In the event of an outage, therefore, it is possible to deliver network resilience via failover to cellular, while the original fault is remotely addressed, enabling business continuity even while the primary network is down.
Building in resilience through the OOB approach costs money but it is money well spent. You might use this alternate access path infrequently but when you need it, you really need it. Moreover, resilience is typically far cheaper than having to buy in large volumes of redundant equipment, for example.
This is increasingly the case as the deployment of edge locations increases. An organisation may be able to afford redundancy at a core data centre, powering multiple businesses and processes, but that same redundancy can’t be built in to every data rack or data closet at a small remote location.

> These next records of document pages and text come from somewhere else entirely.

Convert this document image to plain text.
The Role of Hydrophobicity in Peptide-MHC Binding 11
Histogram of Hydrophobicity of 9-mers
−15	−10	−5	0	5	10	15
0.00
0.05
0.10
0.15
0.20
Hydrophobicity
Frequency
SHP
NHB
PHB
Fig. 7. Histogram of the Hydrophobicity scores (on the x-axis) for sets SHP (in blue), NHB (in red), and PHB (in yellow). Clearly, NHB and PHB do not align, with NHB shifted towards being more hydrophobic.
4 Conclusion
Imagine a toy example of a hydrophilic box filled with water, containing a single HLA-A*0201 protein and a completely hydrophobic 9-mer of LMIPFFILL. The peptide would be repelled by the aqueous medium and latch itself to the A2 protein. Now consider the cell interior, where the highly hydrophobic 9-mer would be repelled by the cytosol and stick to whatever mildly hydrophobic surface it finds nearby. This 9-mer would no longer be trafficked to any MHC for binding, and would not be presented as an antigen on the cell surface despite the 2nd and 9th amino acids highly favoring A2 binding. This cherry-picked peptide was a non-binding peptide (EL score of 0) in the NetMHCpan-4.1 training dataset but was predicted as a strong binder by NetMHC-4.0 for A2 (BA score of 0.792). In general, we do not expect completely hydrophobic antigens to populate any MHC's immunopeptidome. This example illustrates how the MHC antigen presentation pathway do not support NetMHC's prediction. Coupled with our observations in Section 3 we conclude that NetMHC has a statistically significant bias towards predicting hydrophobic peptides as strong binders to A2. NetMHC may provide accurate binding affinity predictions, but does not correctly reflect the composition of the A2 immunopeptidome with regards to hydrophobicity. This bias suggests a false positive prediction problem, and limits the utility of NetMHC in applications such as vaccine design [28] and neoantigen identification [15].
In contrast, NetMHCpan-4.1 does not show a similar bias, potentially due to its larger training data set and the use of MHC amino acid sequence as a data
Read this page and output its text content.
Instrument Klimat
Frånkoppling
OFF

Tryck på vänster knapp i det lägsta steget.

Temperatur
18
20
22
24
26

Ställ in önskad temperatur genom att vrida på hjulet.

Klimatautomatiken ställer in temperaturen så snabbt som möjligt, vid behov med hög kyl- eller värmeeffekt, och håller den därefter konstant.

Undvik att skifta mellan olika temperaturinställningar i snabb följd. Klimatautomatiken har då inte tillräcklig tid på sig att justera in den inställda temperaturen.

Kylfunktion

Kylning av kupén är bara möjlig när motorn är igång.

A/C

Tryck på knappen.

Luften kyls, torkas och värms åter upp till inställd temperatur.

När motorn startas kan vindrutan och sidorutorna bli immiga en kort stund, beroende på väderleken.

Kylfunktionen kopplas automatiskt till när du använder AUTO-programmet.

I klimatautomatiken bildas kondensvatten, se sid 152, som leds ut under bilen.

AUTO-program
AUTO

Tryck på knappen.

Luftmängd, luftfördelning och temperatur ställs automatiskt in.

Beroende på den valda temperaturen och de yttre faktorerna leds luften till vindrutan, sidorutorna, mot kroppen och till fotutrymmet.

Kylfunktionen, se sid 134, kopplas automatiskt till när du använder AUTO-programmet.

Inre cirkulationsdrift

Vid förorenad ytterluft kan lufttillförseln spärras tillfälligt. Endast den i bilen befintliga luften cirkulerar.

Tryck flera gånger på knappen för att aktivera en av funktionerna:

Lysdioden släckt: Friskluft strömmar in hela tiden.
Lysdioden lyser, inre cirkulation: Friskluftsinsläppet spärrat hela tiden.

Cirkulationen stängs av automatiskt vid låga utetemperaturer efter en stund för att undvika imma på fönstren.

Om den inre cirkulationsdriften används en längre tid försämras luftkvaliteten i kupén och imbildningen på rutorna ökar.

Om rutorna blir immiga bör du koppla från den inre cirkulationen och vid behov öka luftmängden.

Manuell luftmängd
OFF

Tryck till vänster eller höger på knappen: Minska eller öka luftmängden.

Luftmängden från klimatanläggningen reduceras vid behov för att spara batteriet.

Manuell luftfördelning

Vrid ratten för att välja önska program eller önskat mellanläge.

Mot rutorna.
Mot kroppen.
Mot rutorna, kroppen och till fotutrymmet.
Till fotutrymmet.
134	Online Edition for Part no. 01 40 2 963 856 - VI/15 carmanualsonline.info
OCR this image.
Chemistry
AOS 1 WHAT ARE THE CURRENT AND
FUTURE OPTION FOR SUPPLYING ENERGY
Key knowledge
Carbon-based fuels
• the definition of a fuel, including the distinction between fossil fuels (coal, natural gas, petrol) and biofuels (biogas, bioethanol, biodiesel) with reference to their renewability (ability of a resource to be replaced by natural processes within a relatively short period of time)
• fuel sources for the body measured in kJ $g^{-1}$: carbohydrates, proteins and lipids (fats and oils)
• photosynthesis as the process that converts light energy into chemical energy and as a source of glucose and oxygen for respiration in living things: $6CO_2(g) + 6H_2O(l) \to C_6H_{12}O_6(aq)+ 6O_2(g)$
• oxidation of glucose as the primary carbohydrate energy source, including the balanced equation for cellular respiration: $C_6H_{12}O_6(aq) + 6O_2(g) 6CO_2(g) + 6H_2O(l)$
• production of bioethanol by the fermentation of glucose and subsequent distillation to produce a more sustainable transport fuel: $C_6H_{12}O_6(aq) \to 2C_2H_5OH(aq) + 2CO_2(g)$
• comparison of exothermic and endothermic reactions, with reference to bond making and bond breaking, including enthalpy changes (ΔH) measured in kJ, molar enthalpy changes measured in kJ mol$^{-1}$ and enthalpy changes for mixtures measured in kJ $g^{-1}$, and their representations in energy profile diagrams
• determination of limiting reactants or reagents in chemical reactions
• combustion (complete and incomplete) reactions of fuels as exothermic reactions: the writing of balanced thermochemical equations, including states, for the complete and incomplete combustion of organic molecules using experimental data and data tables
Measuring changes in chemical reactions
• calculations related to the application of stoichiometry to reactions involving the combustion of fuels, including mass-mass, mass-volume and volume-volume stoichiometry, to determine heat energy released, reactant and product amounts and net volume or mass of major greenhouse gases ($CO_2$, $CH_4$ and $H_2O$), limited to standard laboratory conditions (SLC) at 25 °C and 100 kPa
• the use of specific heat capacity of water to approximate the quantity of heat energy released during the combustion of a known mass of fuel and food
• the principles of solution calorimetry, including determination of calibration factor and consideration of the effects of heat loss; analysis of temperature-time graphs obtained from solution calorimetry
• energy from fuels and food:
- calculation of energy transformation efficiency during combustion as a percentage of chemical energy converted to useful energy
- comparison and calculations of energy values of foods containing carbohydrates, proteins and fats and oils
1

So in summary, network redundancy can help businesses mitigate the risk of unplanned outages and help ensure business continuity but it does not necessarily bring resilience. Simply implementing redundant equipment will never ensure that a business can get its full network ecosystem from core to edge up and running normally again quickly.
Ultimately, it is having that resilience in place that is key to businesses. After all, networks are the fundamental ‘backbone’ to the success of organisations today, and many businesses will benefit from bringing network resilience into the heart of their approach from the very outset.